Studio album by Sara Storer
- Released: July 2005
- Genre: Country
- Label: ABC Music
- Producer: Garth Porter

Sara Storer chronology
| Beautiful Circle (2002) | Firefly (2005) | Silver Skies (2007) |

= Firefly (Sara Storer album) =

Firefly is the third studio album by Australian country music singer Sara Storer. It was released in July 2005 and peaked at number 24 on the ARIA Charts.

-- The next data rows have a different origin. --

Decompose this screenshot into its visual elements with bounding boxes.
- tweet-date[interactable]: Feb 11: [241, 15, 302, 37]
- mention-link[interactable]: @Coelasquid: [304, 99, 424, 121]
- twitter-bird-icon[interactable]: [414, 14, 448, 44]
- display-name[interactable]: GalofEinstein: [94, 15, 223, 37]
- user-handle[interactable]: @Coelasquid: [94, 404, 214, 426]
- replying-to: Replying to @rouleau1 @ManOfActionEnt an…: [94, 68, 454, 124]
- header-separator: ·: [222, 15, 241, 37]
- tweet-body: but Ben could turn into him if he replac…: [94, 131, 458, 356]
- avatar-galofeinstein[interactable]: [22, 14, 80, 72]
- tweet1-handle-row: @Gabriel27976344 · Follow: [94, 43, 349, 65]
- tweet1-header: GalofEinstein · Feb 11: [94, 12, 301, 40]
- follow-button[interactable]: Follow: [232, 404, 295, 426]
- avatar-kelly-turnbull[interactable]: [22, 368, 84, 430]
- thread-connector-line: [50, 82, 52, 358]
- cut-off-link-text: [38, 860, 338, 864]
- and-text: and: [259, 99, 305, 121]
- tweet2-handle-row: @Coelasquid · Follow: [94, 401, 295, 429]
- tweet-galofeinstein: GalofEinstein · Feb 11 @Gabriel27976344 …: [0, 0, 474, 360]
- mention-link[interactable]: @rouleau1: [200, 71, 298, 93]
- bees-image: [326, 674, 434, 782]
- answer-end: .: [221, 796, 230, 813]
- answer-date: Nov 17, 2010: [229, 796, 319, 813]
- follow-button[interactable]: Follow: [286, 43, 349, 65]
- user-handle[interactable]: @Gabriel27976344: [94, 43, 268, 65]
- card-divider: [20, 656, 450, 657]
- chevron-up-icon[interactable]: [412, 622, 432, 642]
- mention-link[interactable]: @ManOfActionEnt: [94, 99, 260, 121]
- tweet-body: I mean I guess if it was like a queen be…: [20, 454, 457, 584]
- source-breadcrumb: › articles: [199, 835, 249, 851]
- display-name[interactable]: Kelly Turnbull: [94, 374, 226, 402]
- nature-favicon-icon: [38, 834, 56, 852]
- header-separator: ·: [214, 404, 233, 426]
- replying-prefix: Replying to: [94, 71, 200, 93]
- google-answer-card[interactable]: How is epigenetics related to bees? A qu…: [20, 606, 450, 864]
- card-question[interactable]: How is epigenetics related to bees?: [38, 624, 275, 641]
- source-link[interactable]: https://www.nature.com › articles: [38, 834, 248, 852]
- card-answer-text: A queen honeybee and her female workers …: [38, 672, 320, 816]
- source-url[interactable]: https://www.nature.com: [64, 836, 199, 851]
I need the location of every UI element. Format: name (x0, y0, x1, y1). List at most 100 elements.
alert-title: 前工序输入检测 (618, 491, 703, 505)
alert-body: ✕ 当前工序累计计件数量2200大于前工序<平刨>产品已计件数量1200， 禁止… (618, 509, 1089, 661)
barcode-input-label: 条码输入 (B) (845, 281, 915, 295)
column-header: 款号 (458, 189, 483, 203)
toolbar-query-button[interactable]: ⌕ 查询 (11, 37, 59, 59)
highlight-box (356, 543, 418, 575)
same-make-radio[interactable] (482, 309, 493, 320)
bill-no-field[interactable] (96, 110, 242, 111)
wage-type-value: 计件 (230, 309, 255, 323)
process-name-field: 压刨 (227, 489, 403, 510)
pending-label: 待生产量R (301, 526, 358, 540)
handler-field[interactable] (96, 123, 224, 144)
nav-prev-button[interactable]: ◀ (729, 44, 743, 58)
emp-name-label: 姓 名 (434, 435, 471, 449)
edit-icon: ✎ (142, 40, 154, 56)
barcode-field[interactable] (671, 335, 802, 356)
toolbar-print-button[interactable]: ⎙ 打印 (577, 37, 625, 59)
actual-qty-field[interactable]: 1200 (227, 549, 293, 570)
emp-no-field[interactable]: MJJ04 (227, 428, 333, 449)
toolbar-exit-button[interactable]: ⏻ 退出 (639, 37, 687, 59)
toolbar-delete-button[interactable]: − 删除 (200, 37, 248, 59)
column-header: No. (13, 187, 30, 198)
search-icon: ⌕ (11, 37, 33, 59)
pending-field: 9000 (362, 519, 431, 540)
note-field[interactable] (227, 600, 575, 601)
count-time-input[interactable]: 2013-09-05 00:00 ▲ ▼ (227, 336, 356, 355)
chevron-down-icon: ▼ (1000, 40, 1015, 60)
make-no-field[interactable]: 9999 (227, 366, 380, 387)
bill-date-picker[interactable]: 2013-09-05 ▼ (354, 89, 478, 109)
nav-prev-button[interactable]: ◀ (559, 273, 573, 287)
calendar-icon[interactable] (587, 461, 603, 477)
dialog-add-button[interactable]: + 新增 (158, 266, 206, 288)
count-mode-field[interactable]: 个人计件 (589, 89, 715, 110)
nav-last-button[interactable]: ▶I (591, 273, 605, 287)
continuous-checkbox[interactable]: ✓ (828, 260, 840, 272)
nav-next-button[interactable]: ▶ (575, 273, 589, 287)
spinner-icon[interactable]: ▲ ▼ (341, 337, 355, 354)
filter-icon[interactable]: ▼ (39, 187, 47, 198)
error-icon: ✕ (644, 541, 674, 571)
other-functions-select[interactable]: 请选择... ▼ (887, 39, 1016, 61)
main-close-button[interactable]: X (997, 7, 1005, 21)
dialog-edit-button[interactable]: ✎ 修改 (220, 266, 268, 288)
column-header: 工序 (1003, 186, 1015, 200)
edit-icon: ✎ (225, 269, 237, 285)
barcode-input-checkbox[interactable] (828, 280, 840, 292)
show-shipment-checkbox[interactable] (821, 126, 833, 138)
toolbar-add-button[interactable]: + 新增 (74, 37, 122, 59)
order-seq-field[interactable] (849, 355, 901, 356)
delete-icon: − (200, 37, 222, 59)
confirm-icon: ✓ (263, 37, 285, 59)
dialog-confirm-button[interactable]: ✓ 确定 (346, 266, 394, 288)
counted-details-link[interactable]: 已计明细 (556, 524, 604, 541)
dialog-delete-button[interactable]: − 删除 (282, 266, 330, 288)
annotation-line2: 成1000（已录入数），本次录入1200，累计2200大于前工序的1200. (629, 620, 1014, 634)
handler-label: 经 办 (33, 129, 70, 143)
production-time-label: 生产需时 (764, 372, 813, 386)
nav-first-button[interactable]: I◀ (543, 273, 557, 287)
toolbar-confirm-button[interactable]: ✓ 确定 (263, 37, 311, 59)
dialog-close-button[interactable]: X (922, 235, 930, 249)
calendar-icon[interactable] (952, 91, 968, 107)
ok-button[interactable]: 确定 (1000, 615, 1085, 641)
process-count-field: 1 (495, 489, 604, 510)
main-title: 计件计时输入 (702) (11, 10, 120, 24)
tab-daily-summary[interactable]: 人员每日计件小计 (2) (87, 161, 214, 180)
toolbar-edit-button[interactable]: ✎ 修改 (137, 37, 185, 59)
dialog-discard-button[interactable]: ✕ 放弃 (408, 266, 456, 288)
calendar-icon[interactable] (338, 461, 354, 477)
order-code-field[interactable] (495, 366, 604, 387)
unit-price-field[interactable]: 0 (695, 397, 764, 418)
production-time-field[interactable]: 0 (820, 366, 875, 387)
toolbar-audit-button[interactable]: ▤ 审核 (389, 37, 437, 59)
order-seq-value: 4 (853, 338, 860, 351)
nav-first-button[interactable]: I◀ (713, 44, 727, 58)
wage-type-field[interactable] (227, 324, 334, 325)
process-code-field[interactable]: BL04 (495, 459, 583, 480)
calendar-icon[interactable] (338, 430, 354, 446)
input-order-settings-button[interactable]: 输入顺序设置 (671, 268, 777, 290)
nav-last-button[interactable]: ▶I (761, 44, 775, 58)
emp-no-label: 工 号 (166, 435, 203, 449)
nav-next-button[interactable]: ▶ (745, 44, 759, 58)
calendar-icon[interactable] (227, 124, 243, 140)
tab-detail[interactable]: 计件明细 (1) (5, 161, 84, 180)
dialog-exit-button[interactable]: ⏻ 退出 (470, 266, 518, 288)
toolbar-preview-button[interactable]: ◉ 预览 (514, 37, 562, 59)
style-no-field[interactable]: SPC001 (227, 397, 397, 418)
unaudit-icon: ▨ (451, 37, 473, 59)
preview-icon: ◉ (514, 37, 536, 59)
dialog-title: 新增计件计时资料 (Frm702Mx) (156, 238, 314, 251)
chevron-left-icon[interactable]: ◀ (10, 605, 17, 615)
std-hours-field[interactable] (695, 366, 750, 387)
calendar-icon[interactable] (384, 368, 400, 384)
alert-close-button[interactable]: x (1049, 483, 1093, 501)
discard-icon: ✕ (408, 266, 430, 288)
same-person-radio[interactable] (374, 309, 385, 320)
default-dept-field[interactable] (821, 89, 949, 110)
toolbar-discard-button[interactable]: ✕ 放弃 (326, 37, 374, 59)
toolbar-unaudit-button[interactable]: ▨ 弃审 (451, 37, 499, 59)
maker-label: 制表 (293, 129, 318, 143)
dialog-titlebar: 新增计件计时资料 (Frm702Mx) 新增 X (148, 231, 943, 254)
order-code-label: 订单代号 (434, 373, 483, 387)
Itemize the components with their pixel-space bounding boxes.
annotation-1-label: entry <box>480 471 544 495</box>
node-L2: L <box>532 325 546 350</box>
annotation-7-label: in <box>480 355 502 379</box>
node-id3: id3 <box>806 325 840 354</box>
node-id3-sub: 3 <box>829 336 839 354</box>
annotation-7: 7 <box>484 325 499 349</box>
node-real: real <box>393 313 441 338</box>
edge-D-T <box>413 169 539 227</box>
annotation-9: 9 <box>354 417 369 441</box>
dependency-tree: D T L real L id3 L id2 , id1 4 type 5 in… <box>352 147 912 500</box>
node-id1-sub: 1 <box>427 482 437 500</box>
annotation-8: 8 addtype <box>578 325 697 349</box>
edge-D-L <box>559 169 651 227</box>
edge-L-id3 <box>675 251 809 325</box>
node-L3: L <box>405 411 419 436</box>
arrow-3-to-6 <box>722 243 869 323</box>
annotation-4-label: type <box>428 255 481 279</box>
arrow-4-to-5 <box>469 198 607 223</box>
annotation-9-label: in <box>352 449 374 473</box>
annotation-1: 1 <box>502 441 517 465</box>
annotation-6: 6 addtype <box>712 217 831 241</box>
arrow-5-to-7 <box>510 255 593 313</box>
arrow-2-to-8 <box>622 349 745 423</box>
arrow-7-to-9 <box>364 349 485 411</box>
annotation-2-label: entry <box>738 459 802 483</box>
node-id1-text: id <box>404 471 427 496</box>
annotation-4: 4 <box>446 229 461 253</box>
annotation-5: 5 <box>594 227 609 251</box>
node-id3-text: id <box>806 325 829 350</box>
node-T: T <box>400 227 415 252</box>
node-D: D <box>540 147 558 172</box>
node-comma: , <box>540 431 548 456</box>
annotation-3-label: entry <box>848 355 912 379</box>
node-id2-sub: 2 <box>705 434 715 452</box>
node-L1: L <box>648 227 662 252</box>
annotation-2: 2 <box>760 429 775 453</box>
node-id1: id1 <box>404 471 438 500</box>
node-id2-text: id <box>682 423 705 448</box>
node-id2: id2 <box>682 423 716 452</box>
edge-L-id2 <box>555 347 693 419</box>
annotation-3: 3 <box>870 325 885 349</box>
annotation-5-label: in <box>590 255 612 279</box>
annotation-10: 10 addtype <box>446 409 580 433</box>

At the ARIA Music Awards of 2005, the album was nominated for Best Country Album, losing to Be Here by Keith Urban.
At the Country Music Awards of Australia in 2006, Storer won the Female Vocalist of the Year award for the track "Firefly".

==Track listing==
1. "The Ballad of Tommy Foster" – 3:09
2. "Crazy as it Seems" – 3:09
3. "Billabong" – 3:24
4. "Important Things" (with Josh Cunningham) – 3:24
5. "Firefly" – 3:41
6. "Since I've Gone" – 2:55
7. "Snow in Mid-July" – 3:09
8. "Star" – 3:15
9. "Molly Green" – 2:41
10. "Chillers Bend" – 3:31
11. "Dungarees" – 2:46
12. "Walk the Landings" – 3:39
13. "Must've Been a Hell of a Party" (with Paul Kelly) – 3:01
14. "Angel" – 3:56

==Charts==
===Weekly charts===

| Chart (2005) | Peak position |
|---|---|
| Australian Albums (ARIA) | 24 |
| Australian Artist Albums (ARIA) | 4 |
| Australian Country Albums (ARIA) | 1 |

===Year-end charts===

| Chart (2005) | Position |
|---|---|
| ARIA Country Albums Chart | 11 |
| Chart (2006) | Position |
| ARIA Country Albums Chart | 37 |

==Certifications==

| Region | Certification | Certified units/sales |
| Australia (ARIA) | Gold | 35,000^{^} |
^{^} Shipments figures based on certification alone.